Significantly, habeas jurisdiction, is not equivalent to general personal jurisdiction. The former is defined by a district court's geographic territory, while the latter is dependent upon a defendant's presence in, or minimum contacts with, a particular state. The majority opinion explained, "[i]n habeas challenges to present physical confinement, . . . the district of confinement is synonymous with the district court that has territorial jurisdiction over the proper respondent. This is because, as we have held, the immediate custodian rule applies to core habeas challenges to present physical custody." Padilla, 124 S.Ct. at 2723 (emphasis in original).

Narrow exceptions to the immediate custodian rule do exist. As the Supreme Court noted in Padilla,the immediate custodian rule does not apply when a prisoner is transferred out of a judicial district after he has filed a petition for writ of habeas corpus with the district court. Padilla, 124 S.Ct. at 2721, citing Ex parte Endo, 323 U.S. 283, 65 S.Ct. 208 (1944). In such an instance, the district court in which the petition was filed retains jurisdiction over the case despite the fact that the prisoner, and his immediate custodian, lie in another federal district. Id. The Chief Justice's opinion distinguished the situation presented in Padilla from the Endo rule by noting that the Padilla petitioner filed the habeas petition after he was transferred to a facility within the territorial jurisdiction of another district court. Id. at 2727. The Supreme Court held that the petition filed after a transfer to another district should be dismissed without prejudice when it is filed in the district within which the petitioner used to be held. Id.

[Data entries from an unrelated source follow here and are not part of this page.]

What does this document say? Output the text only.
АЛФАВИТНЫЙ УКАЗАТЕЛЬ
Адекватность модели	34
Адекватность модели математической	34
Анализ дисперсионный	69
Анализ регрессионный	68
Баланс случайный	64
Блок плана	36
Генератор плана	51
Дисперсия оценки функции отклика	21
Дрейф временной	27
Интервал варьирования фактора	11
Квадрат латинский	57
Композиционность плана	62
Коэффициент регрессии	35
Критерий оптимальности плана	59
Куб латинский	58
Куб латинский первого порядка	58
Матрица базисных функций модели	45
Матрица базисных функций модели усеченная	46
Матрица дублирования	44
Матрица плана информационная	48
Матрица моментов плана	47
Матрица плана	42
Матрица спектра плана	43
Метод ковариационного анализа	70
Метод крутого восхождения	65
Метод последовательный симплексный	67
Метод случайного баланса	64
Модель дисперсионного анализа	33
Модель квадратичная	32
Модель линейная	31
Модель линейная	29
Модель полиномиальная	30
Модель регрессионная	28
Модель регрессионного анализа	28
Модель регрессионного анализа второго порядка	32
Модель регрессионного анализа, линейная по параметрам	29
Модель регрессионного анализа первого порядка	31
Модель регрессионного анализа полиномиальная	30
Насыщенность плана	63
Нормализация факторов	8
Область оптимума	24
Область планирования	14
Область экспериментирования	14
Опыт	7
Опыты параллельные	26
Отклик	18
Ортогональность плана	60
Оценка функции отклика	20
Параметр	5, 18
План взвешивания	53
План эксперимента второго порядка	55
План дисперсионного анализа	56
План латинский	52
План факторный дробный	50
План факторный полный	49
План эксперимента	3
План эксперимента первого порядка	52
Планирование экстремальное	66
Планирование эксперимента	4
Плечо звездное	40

Like Padilla, Petitioner filed his petition for writ of habeas corpus in one district after he had been transferred to another. The Padilla opinion instructs this court to dismiss the instant petition without prejudice. We find dismissal without prejudice further supported by the fact that Petitioner appears to have been released from county prison in Albuquerque, New Mexico. If Petitioner has indeed been released, his claim for habeas relief is rendered moot. See DeFoy v. McCullough, 393 F.3d 439, 441 (3d Cir. 2005), ("petition for habeas corpus relief generally becomes moot when a prisoner is released from custody before the court has addressed the merits of the petition") (citing Lane v. Williams, 455 U.S. 624, 631 (1982)). There is insufficient evidence to conclude with certainty that Petitioner was released from the custody of the Bureau of Immigration and Customs Enforcement. Accordingly, we are reticent to dismiss the petition with prejudice. Rather, we will dismiss the instant petition without prejudice to refiling in the event that Petitioner is still in the custody of the Bureau of Immigration and Customs Enforcement in an as yet unknown prison.

IV. CONCLUSION

We decline to adopt the Report and Recommendation of Magistrate Judge Smyser. Rather, we will dismiss the instant petition for writ of habeas corpus without prejudice. An appropriate order follows.

ORDER

AND NOW, this 20th day of DECEMBER 2006, IT IS HEREBY ORDERED THAT:

[1] we decline to adopt the Report and Recommendation of Magistrate Judge J. Andrew Smyser dated November 2, 2006 (Doc. 10);

[2] the petition for writ of habeas corpus (Doc. 1) is dismissed without prejudice;

[3] the Clerk of Court is directed to close this case and forward a copy of this Memorandum and Order to United States Magistrate Judge J. Andrew Smyser; and,

[4] based on the court's conclusions herein, there is no basis for the issuance of a certificate of appealability.